The Opening of the Fifth Seal is an oil painting created by El Greco during the late years of his life. It was produced as an altarpiece for the church of Saint John the Baptist Hospital in Toledo, Spain. The painting emphasized the privileges that the hospital’s deceased patients received, and the meaning was connected to the artist’s personal faith. The upper portion of the artwork is missing, but it is thought to depict the Sacrificial Lamb while opening the Fifth Seal of the Apocalypse.
The surviving lower section of the painting portrays the souls of martyrs receiving their rewards from God. El Greco’s use of vibrant colors and elongated figures, which represent his signature style, has inspired other artists such as Pablo Picasso. The artwork, which is located at the Metropolitan Museum of Art in New York, highlights El Greco’s religious beliefs as well as his artistic talent.

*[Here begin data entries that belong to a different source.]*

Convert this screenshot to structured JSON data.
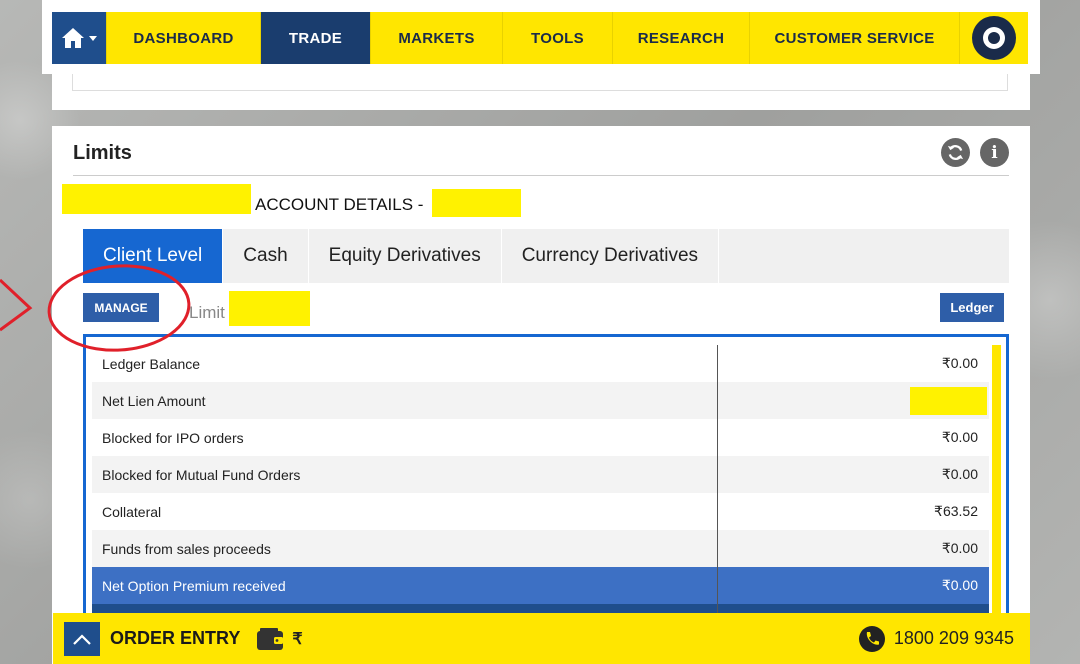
{
  "nav": {
    "items": [
      {
        "label": "DASHBOARD",
        "active": false
      },
      {
        "label": "TRADE",
        "active": true
      },
      {
        "label": "MARKETS",
        "active": false
      },
      {
        "label": "TOOLS",
        "active": false
      },
      {
        "label": "RESEARCH",
        "active": false
      },
      {
        "label": "CUSTOMER SERVICE",
        "active": false
      }
    ],
    "home_icon": "home-icon",
    "logo_icon": "target-logo-icon"
  },
  "panel": {
    "title": "Limits",
    "account_label": "ACCOUNT DETAILS -",
    "refresh_icon": "refresh-icon",
    "info_icon": "info-icon",
    "info_glyph": "i"
  },
  "tabs": [
    {
      "label": "Client Level",
      "active": true
    },
    {
      "label": "Cash",
      "active": false
    },
    {
      "label": "Equity Derivatives",
      "active": false
    },
    {
      "label": "Currency Derivatives",
      "active": false
    }
  ],
  "actions": {
    "manage_label": "MANAGE",
    "limit_text": "Limit",
    "ledger_label": "Ledger"
  },
  "table": {
    "rows": [
      {
        "label": "Ledger Balance",
        "value": "₹0.00"
      },
      {
        "label": "Net Lien Amount",
        "value": ""
      },
      {
        "label": "Blocked for IPO orders",
        "value": "₹0.00"
      },
      {
        "label": "Blocked for Mutual Fund Orders",
        "value": "₹0.00"
      },
      {
        "label": "Collateral",
        "value": "₹63.52"
      },
      {
        "label": "Funds from sales proceeds",
        "value": "₹0.00"
      },
      {
        "label": "Net Option Premium received",
        "value": "₹0.00"
      }
    ]
  },
  "order_bar": {
    "label": "ORDER ENTRY",
    "currency": "₹",
    "phone": "1800 209 9345"
  },
  "colors": {
    "brand_yellow": "#ffe600",
    "brand_navy": "#1a3d6e",
    "accent_blue": "#1667d1",
    "highlight": "#fff200",
    "annotation_red": "#e0202a"
  }
}
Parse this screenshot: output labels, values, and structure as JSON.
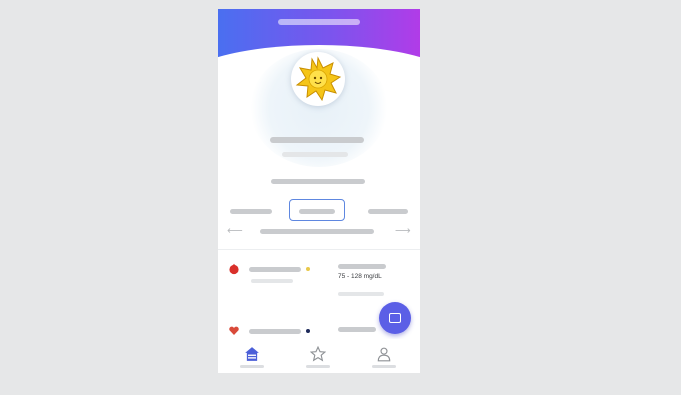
{
  "app": {
    "title_text": "",
    "accent_colors": {
      "header_start": "#4a6ff0",
      "header_end": "#b13ce8",
      "tab_outline": "#5e87e0",
      "fab": "#5b5fe6",
      "home_active": "#4b5fd8"
    }
  },
  "profile": {
    "avatar_icon": "sun-icon"
  },
  "tabs": {
    "selected_index": 1
  },
  "list": {
    "row1": {
      "icon": "red-drop-icon",
      "status_dot_color": "#e8c84a",
      "value": "75 - 128 mg/dL"
    },
    "row2": {
      "icon": "red-heart-icon",
      "status_dot_color": "#1e2a5a"
    }
  },
  "fab": {
    "icon": "toggle-icon"
  },
  "bottom_nav": {
    "items": [
      {
        "icon": "home-icon",
        "active": true
      },
      {
        "icon": "star-icon",
        "active": false
      },
      {
        "icon": "person-icon",
        "active": false
      }
    ]
  }
}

The painting’s theological meaning is fascinating, displaying the end of the world when the seals covering a book are broken, one by one, by the divine hand. The Seventh Seal signifies a final judgement, and its opening is linked to the end. The painting is one of El Greco’s most dramatic works, with the elongated figures exaggerated by the bright light and bursting colors. The overall impression is one of distress and tension, emphasizing the martyr’s distress as well as the divine judgement that encompasses them.